Evolution in texture and its through-thickness variations in Al-Mg-Si-extrusions: experiments and modelling

Abstract

The visual appearance and mechanical properties of aluminium alloy extrusions are strongly dependent on the microstructure and texture of the extruded profiles, where the desired microstructure and texture may depend on the specific applications. In the present work, the evolution of deformation as well as recrystallization textures during extrusion of AA6xxx aluminium alloys have been experimentally and numerically investigated. Extrusion trials were performed in a laboratory extrusion set-up, which enabled immediate water-quenching of the profiles at the exit of the die, and thus the possibility to capture the deformation texture prior to post-extrusion recrystallization.

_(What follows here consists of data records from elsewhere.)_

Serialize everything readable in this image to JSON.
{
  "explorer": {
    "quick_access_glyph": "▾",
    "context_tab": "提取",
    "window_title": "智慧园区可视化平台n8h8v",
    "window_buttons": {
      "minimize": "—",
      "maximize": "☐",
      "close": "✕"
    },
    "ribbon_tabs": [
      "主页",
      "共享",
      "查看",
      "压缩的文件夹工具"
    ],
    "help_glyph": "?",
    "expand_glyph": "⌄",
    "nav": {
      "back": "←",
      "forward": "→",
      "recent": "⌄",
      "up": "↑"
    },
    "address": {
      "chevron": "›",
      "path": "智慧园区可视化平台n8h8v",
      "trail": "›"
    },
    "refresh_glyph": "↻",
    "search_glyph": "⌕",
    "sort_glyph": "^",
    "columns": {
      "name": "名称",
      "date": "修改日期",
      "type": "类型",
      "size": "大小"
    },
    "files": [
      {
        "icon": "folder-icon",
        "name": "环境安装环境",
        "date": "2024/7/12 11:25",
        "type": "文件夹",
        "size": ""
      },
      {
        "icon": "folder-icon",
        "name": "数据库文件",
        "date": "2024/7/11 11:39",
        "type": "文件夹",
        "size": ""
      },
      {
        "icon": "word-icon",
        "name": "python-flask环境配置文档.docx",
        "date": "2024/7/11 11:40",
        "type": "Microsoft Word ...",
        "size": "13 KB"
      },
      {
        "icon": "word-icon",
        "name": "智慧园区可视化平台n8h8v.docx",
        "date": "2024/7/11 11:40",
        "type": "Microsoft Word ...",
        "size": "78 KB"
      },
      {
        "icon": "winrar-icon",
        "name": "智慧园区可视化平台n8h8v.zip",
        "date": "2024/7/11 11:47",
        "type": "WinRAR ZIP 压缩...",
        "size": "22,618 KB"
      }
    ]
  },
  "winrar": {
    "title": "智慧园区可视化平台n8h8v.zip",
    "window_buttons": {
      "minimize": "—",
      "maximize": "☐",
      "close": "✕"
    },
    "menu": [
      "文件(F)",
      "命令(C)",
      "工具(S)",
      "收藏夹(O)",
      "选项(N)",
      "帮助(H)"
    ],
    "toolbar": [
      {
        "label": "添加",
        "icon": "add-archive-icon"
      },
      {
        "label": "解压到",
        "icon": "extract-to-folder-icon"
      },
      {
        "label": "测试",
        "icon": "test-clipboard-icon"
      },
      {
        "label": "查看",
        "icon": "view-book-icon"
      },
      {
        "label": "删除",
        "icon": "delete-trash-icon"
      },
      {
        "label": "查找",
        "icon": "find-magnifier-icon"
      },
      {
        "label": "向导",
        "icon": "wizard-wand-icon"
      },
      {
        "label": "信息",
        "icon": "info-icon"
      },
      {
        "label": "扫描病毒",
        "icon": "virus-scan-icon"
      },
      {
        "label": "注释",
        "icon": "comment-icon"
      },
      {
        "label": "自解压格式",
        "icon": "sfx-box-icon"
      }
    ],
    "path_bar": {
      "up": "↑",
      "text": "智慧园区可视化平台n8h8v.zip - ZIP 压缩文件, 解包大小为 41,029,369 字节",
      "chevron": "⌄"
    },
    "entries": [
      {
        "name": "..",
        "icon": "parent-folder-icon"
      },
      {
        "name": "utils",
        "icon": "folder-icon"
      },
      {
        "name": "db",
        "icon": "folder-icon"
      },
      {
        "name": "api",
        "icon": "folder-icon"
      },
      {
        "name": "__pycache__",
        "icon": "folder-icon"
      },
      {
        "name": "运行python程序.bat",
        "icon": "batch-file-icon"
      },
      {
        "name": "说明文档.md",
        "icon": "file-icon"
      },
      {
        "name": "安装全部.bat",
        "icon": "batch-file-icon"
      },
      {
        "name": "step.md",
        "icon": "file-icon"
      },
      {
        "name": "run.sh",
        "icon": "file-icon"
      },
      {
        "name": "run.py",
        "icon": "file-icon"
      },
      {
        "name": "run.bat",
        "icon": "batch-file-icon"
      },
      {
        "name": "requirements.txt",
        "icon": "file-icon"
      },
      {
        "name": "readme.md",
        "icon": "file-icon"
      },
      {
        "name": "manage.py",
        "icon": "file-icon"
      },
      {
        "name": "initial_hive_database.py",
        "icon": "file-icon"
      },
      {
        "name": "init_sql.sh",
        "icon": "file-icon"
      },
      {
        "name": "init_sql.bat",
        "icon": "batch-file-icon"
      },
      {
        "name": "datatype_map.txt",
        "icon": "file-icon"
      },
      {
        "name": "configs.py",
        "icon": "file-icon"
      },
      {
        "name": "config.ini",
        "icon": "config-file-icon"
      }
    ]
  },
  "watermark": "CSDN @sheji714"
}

The textures and their through-thickness variations were experimentally measured by the electron back-scatter diffraction technique (EBSD, and the deformation textures numerically modelled by coupling FEM flow simulations and crystal plasticity (CP) simulations. Different CP models as well as different choices of model parameters were employed and evaluated for texture predictions. With an appropriate choice of crystal plasticity model and model parameters, the deformation texture can mainly be predicted, although the accurate intensities are hard to reproduce. The corresponding recrystallization textures, either generated through spontaneous recrystallization of the extruded profiles or through post-extrusion annealing, are far more challenging to reproduce with available recrystallization models.